The last days have seen me researching how virtual audiences have been consuming art in the past 6 months. Despite the foreseeable criticism of virtual theatre as in “it’s not the same as a live experience” raised by early interviewees from the performing arts scene, I felt reinsured by the wealth of headlines reading ‘best theatre to watch now online’ that popped on my laptop screen. From the efforts made by all-size theatres to make an increasing number of productions accessible online through to the valuable support individuals have been directly (!) giving to their favourite artists through donations, purchasing live-streaming performances, and repeatedly accessing their online channels, these tendencies signal that performing arts are far from shrivelling up; they are rather entering a new market. In these to-some-extend clear waters, will Bluebeard find its blue ocean?
Bluebeard was born to support independent artists to (1) establish a more meaningful virtual presence by nourishing a niche community of indie art lovers around their work. Featuring a hand-curated selection of the most unconventional ‘stage-to-screen’ performances to be watched on-demand, (2) Bluebeard releases subculture vultures from the hassle of infinite web browsing. (3) A one-stop destination for those striving to be the first to explore the underground, see the rise of emerging performers and share impressions with soulmates sitting at opposite earth’s poles.
From my interviews with possible featuring performance artists, I reckon that their concerns around rights and limited knowledge of/access to sophisticated video technologies have pushed them away from exploring the digital as a sphere where to keep their audiences engaged. As we were squeezing brains around viable solutions, in a galaxy not-so-far-far-away, Miley Cyrus was live streaming on her Instagram, Ben Gibbard from The Death Cab for Cutie was streaming daily concerts to YouTube, Pitchfork launched an Instagram concert series to raise money for United for Respect?! Good news, my friends, the bar has been lowered.
Getting to Green Light
The new real is making virtual audiences get more accustomed to lo-fi and low-cost options and thus opening up new opportunities for independent artists to reach out to them. Bluebeard needs to ride the same wave: by lowering the streaming quality below the VOD industry’s standards and reducing the offering to a limited list of performances to watch on-demand on its platform for finite time period, it aims to divert its efforts toward building a name within a targeted art scene. Therefore, I created a minimum viable product pitching the look and taste I hypothesis my customer segment would find captivating.

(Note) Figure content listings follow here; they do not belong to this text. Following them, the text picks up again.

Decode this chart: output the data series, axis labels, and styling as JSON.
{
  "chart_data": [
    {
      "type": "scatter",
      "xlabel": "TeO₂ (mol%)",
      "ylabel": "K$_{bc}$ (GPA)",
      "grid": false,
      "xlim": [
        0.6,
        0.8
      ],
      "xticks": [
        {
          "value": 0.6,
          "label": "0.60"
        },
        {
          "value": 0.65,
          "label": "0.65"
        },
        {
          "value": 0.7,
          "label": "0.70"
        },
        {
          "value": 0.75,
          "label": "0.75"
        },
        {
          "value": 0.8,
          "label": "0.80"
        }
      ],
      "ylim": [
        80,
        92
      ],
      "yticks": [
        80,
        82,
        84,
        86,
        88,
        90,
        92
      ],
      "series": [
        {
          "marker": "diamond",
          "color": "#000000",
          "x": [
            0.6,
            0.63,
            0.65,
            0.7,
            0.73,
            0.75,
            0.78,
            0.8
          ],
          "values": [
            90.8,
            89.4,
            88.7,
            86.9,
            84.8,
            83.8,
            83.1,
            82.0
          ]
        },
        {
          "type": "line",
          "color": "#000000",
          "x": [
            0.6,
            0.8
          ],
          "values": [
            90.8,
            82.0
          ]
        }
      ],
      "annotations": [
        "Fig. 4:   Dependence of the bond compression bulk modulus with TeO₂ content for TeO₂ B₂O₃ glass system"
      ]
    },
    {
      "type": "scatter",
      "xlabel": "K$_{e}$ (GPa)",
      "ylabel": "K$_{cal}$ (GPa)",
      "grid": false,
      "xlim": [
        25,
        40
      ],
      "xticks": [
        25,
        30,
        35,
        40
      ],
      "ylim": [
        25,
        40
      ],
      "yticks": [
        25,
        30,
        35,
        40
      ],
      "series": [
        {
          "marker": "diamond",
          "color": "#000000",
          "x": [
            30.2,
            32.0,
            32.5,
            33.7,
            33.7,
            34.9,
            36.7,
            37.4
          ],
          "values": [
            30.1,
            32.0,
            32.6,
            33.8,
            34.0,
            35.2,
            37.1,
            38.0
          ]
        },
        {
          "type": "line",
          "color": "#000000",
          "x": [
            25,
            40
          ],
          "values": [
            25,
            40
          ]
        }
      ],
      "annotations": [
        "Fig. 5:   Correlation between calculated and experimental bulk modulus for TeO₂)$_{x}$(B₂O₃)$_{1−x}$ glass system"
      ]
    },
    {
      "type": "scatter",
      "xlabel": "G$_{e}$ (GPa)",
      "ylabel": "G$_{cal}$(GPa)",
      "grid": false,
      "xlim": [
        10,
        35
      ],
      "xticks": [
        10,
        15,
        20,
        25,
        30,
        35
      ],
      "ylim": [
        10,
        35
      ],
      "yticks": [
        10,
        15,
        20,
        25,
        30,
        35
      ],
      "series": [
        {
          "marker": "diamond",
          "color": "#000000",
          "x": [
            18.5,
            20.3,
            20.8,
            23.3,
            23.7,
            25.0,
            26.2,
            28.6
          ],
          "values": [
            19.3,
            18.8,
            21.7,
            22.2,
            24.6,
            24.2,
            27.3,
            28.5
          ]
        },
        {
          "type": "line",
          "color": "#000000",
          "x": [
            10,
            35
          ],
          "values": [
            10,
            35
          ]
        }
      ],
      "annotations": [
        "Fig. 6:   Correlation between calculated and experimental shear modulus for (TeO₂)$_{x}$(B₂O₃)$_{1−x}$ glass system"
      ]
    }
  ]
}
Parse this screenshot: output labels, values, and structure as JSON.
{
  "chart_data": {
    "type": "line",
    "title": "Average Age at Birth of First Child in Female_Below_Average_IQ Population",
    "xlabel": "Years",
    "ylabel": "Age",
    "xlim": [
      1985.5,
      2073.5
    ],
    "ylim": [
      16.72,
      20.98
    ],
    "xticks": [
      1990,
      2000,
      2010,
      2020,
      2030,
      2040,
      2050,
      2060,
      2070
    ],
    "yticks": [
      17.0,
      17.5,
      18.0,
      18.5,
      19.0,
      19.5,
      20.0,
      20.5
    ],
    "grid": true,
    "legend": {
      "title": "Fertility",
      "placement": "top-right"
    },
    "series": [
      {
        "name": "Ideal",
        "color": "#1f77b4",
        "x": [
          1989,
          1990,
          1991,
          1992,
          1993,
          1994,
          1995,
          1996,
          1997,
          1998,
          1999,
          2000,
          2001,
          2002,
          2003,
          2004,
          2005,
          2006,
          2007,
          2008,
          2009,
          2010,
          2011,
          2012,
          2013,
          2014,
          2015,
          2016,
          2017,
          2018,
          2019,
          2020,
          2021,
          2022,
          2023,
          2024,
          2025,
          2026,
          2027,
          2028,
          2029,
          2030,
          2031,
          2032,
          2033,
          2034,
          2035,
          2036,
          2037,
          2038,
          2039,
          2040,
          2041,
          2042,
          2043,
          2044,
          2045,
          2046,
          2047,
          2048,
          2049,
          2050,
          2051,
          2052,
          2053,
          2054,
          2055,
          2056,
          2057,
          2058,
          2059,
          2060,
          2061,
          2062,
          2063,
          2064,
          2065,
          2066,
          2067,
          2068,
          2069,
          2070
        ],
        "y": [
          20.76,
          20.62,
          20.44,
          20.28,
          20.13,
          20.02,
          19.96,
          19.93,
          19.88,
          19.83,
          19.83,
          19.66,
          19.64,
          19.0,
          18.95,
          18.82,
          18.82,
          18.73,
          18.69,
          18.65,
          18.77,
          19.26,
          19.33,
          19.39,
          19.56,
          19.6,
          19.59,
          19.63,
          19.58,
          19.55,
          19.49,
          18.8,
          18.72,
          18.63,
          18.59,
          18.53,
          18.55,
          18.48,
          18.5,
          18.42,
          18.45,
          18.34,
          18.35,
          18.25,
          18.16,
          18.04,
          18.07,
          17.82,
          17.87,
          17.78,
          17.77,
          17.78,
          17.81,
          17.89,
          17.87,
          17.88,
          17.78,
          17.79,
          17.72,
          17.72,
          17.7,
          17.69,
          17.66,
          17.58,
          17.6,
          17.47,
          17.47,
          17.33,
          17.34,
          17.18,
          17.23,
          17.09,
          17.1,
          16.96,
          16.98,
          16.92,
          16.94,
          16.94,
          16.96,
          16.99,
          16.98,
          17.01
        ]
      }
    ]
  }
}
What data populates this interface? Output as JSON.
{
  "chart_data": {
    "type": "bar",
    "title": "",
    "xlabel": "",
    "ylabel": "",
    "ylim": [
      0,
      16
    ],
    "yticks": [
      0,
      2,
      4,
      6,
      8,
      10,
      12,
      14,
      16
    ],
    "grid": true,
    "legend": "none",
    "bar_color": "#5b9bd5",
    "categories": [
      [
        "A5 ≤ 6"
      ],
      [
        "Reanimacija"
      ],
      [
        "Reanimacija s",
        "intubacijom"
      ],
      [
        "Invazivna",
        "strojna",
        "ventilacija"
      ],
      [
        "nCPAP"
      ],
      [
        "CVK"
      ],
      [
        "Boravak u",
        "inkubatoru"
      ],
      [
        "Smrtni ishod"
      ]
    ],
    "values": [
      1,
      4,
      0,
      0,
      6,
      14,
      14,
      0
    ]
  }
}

The video was integrated to a customer-facing landing page conveying Bluebeard’s value proposition to target audience and body of work simultaneously. Initially, I thought about preparing a different pitch for potential collaborators. Then, I realised that mentioning the Job-to-be-done Story in my MVP means to openly call for the same support people have been wanting to give in the last months and thus adding value to the service itself. So, here it is, and it is better to be real!
I have decided to take two different approaches to evaluate Bluebeard: (1) a survey linked to the landing page will help me verify the hypothesis I made based upon my research on customer behaviour that informed my minimum value proposition, and collect general data on my customer segment’s habits; (2) conducting in-depth interviews with body of work and potential customers to test the ‘what’, and also and foremost the ‘how’.